Para o relator, não resta qualquer dúvida de que a requisição do MPF foi dirigida ao denunciado, assim como os dados solicitados visavam ao ajuizamento de uma ação civil pública. Ou seja, estavam preenchidas as elementares do delito imputado na inicial. ‘‘Tivesse o réu respondido à primeira solicitação em tempo razoável e já apontando para a possibilidade de vistoria e tais exames, a presente persecução sequer teria iniciado. Todavia, o réu inicialmente não respondeu e, após reiteração, negou-se a cumprir requisição legítima do Ministério Público Federal, utilizando pretexto inoponível, pois é fato notório que a Fepam possui qualificado corpo técnico que poderia auxiliar na investigação promovida pelo MPF’’, escreveu no voto.

Conforme Paulsen, o excesso de trabalho ou deficiência estrutural da instituição não pode servir para autorizar o desrespeito a ordens de autoridades. No mínimo, o réu teria de informar as providências tomadas ou, então, acenar com um prazo razoável para cumprimento da ordem. ‘‘Não cabe à parte a quem o Ministério Público dirige uma requisição opor obstáculos ao seu cumprimento por período de prazo tão longo, aproximadamente 7 meses após a primeira solicitação, deixando de responder ou, ao menos, oferecer uma justificativa plausível para tanto. Necessário ainda referir que o apelado, quando se dispôs a responder, alegou argumento inoponível, que denota descaso com as requisições ministeriais’’, justificou.
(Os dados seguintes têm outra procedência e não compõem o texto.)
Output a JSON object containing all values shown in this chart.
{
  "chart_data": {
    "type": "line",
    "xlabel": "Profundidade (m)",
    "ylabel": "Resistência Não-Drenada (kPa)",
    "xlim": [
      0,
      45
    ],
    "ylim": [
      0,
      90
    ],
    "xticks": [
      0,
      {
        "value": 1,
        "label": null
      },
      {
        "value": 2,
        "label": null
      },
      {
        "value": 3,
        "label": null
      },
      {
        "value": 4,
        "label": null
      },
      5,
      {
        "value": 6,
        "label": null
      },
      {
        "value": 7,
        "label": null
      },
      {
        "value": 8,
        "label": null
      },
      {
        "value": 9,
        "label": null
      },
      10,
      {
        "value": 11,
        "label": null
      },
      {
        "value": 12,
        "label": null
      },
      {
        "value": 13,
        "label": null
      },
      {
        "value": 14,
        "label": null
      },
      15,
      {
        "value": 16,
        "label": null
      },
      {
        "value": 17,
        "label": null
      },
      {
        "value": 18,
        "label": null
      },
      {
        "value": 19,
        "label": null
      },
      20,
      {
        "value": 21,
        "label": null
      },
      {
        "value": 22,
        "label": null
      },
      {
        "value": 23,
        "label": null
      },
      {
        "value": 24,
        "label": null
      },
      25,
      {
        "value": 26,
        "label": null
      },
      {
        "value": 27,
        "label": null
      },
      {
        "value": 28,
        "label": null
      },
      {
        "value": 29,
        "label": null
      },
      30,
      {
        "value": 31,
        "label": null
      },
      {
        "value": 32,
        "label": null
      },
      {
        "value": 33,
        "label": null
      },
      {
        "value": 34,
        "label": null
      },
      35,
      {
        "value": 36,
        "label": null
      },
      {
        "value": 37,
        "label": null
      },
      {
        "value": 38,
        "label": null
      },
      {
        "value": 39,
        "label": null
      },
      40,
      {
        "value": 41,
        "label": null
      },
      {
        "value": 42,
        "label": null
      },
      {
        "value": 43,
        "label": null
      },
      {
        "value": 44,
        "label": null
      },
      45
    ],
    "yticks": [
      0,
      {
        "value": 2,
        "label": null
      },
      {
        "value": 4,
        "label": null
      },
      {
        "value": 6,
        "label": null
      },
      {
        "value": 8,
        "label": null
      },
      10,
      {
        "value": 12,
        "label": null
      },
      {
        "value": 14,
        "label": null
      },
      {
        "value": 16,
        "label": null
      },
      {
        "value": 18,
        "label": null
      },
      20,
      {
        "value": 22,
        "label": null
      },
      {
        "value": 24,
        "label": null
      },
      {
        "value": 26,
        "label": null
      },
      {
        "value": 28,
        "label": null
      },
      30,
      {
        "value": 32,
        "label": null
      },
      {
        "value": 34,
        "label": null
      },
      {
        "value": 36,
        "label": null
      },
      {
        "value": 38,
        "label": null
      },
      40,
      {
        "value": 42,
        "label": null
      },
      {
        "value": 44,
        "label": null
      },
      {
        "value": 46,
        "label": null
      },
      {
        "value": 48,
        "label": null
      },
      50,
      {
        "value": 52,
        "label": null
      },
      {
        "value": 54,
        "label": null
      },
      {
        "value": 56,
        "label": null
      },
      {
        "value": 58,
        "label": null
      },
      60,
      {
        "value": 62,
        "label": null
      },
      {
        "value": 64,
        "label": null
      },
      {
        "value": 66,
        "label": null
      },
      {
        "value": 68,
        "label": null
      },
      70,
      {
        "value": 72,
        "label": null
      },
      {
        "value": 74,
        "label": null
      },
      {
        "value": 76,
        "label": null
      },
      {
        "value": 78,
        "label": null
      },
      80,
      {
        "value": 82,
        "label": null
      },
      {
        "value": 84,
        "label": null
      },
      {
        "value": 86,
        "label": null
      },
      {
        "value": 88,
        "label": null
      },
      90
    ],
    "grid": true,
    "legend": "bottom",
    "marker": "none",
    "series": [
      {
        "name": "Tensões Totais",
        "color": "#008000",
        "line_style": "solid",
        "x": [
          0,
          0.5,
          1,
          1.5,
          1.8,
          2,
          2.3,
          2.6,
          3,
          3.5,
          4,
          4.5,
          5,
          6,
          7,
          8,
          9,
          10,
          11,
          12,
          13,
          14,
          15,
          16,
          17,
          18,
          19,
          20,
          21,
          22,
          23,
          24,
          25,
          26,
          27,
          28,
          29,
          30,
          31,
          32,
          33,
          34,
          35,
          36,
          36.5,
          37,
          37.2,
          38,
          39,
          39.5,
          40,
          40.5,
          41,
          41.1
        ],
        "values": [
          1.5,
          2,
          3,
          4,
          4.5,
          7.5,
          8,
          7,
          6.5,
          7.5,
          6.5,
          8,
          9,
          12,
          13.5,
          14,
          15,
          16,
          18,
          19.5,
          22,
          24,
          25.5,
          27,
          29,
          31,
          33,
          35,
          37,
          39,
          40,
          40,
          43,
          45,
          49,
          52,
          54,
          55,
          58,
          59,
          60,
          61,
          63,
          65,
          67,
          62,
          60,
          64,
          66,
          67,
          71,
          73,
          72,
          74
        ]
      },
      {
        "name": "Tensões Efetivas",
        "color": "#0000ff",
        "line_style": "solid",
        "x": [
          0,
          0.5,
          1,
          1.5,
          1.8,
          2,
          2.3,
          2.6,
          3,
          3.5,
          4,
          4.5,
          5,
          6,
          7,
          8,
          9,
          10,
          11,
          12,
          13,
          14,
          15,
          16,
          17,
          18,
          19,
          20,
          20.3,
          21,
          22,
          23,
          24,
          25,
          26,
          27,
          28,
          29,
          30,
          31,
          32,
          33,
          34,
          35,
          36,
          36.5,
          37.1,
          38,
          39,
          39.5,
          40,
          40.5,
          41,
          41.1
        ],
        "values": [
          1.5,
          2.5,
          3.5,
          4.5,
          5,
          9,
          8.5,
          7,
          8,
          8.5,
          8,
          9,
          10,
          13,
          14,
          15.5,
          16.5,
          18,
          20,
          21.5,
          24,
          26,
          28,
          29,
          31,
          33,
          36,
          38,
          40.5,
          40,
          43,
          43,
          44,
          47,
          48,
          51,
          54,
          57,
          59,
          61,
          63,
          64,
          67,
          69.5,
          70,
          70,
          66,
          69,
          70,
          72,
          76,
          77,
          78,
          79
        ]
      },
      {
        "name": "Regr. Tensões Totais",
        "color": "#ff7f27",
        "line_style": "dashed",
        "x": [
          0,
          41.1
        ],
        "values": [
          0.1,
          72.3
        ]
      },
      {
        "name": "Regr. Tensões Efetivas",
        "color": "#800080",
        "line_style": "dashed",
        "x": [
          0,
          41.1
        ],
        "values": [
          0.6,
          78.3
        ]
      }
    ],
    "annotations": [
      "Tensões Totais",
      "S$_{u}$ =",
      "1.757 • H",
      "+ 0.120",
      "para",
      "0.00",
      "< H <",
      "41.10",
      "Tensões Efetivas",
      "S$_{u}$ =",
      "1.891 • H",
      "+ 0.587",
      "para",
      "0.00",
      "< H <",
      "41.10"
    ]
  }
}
A pena, fixada em um ano de prisão, foi convertida em prestação de serviços à comunidade.

Divergência
A decisão, no entanto, foi por maioria, pois o desembargador João Pedro Gebran Neto se alinhou às razões do juízo de primeiro grau, negando provimento à apelação. Para Gebran, os autos não trazem prova segura de que o acusado, efetivamente, tenha recebido qualquer notificação. E, mesmo que houvesse ciência inequívoca, não ficou claro que a negativa ao prestar as informações tenha decorrido de conduta deliberada em obstaculizar a ação do MPF.
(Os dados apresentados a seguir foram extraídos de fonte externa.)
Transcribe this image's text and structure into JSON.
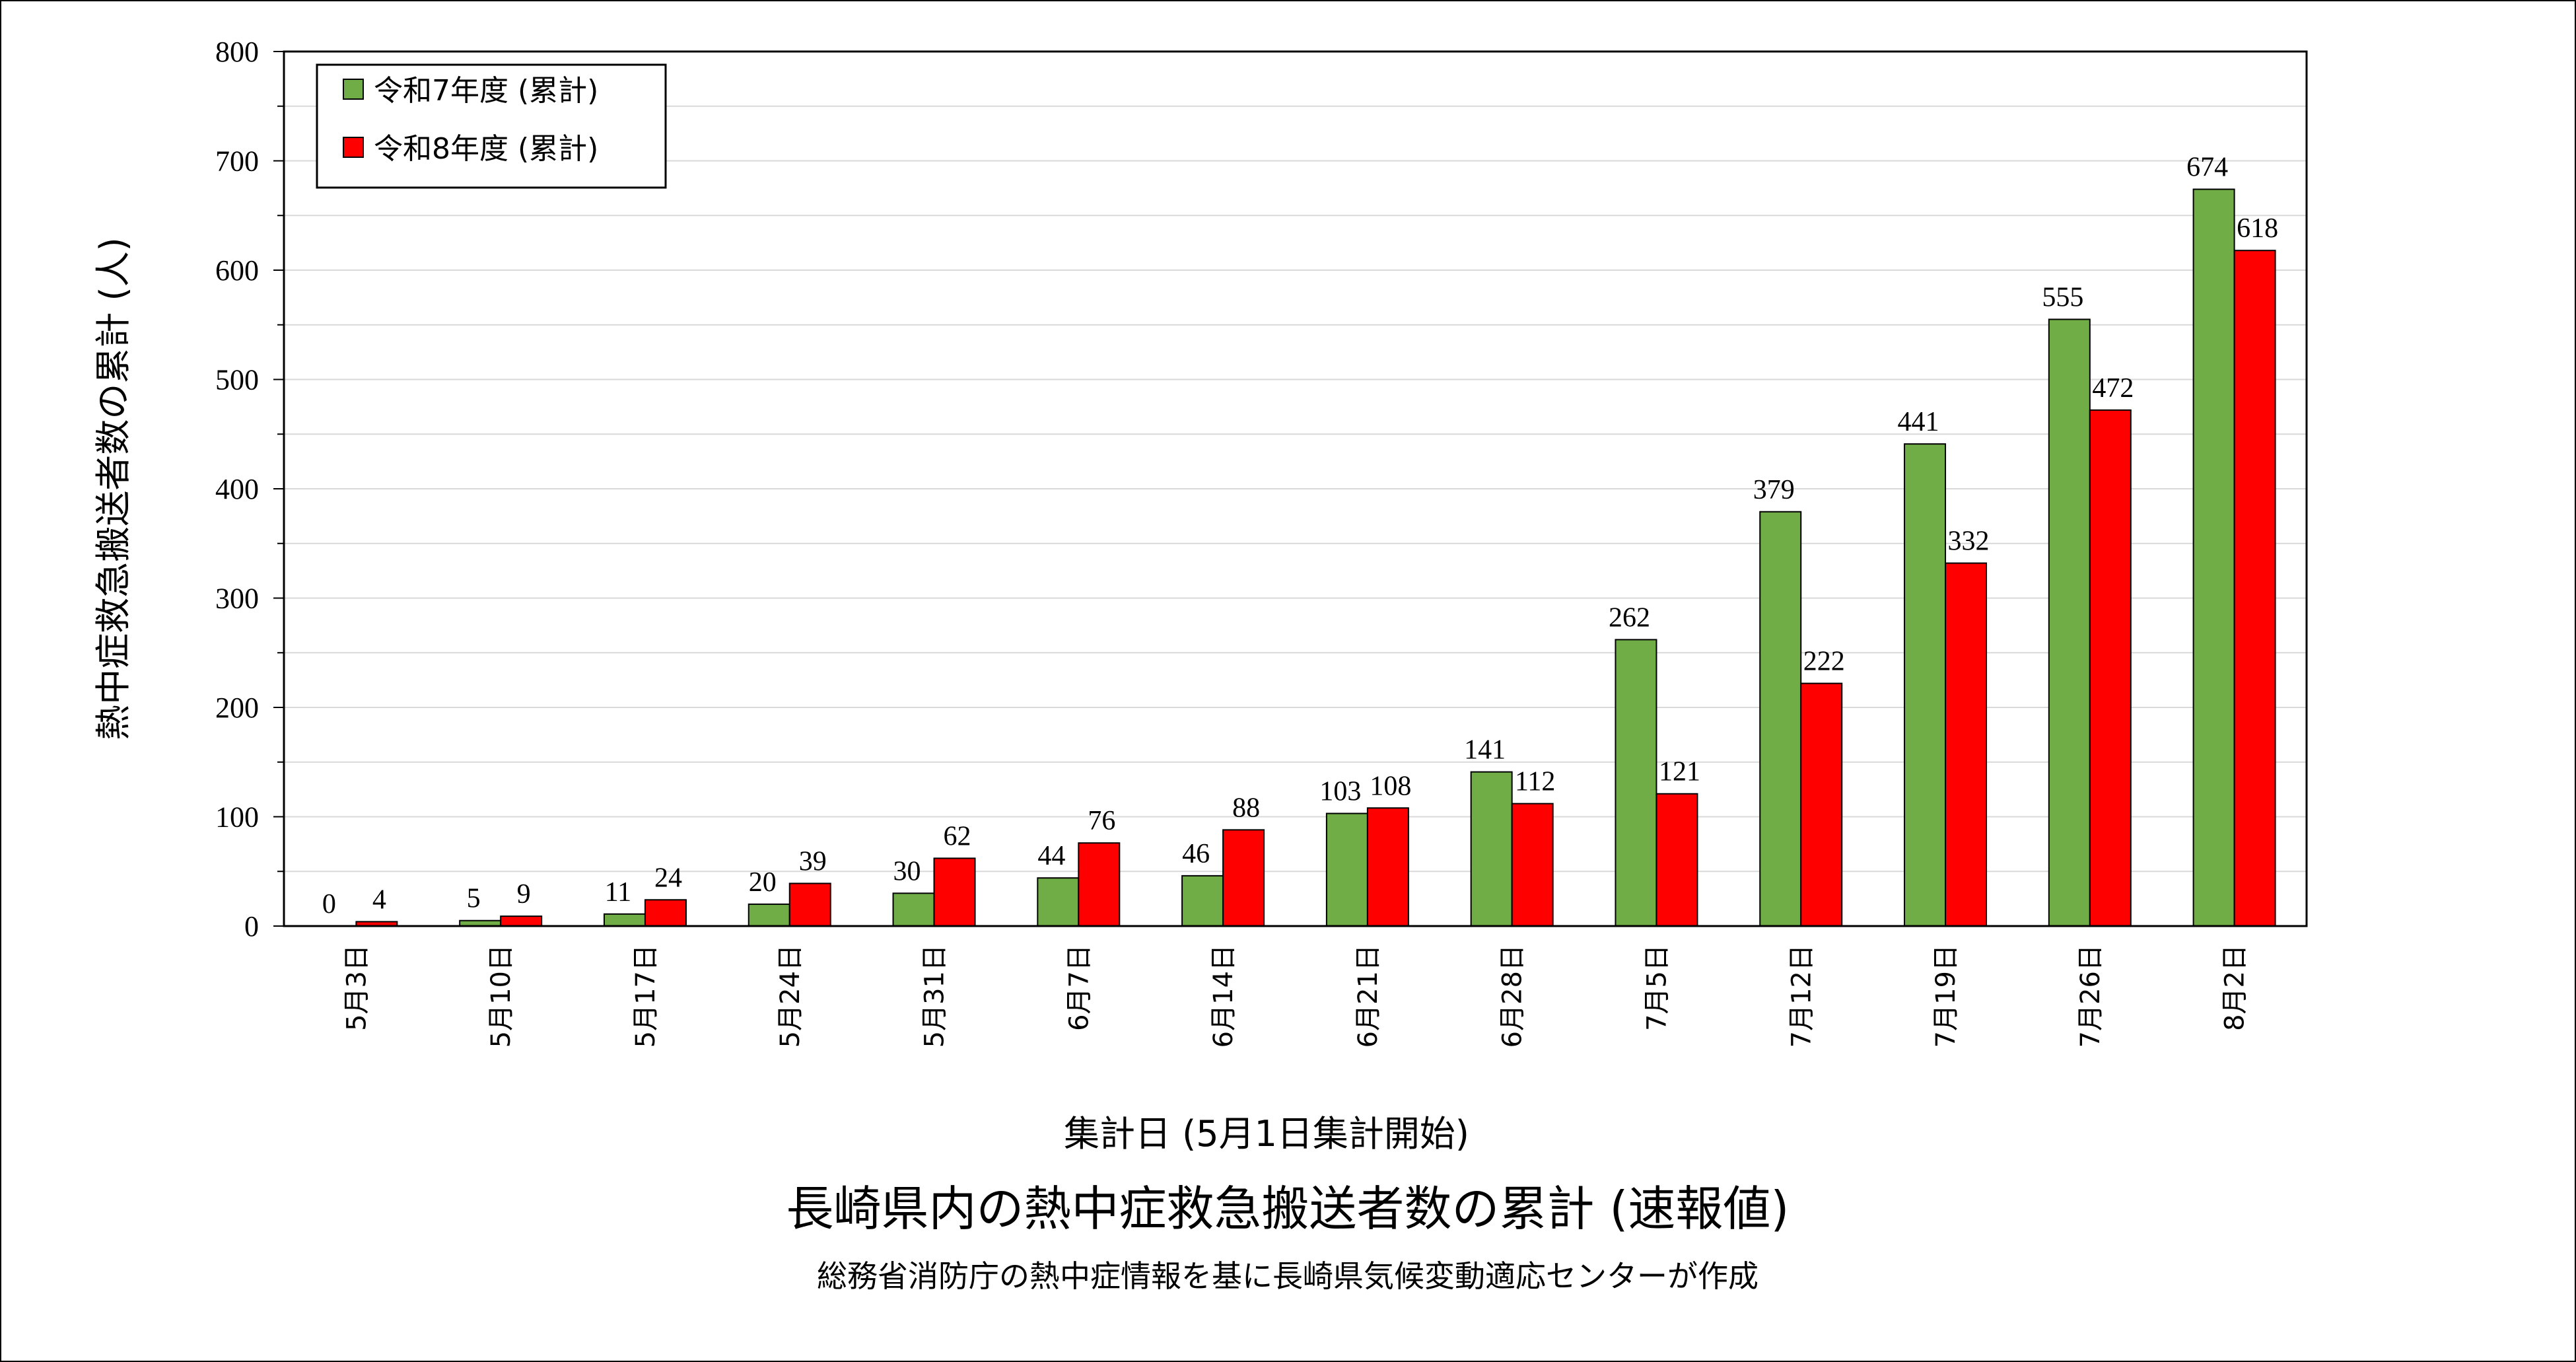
{
  "chart_data": {
    "type": "bar",
    "title": "長崎県内の熱中症救急搬送者数の累計 (速報値)",
    "subtitle": "総務省消防庁の熱中症情報を基に長崎県気候変動適応センターが作成",
    "xlabel": "集計日 (5月1日集計開始)",
    "ylabel": "熱中症救急搬送者数の累計 (人)",
    "ylim": [
      0,
      800
    ],
    "yticks": [
      0,
      100,
      200,
      300,
      400,
      500,
      600,
      700,
      800
    ],
    "grid": true,
    "legend_position": "top-left",
    "categories": [
      "5月3日",
      "5月10日",
      "5月17日",
      "5月24日",
      "5月31日",
      "6月7日",
      "6月14日",
      "6月21日",
      "6月28日",
      "7月5日",
      "7月12日",
      "7月19日",
      "7月26日",
      "8月2日"
    ],
    "series": [
      {
        "name": "令和7年度 (累計)",
        "color": "#70AD47",
        "values": [
          0,
          5,
          11,
          20,
          30,
          44,
          46,
          103,
          141,
          262,
          379,
          441,
          555,
          674
        ]
      },
      {
        "name": "令和8年度 (累計)",
        "color": "#FF0000",
        "values": [
          4,
          9,
          24,
          39,
          62,
          76,
          88,
          108,
          112,
          121,
          222,
          332,
          472,
          618
        ]
      }
    ]
  }
}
‘‘Além disso, o tipo penal previsto no art. 10 da Lei nº 7.347/85 pressupõe que a omissão ou o retardamento do agente ocorra de modo doloso; ou seja, que haja de forma deliberada a frustrar a diligência pelo órgão competente, não se inserindo neste contexto o desencontro de informações decorrente da deficiência da estrutura administrativa’’, arrematou no voto.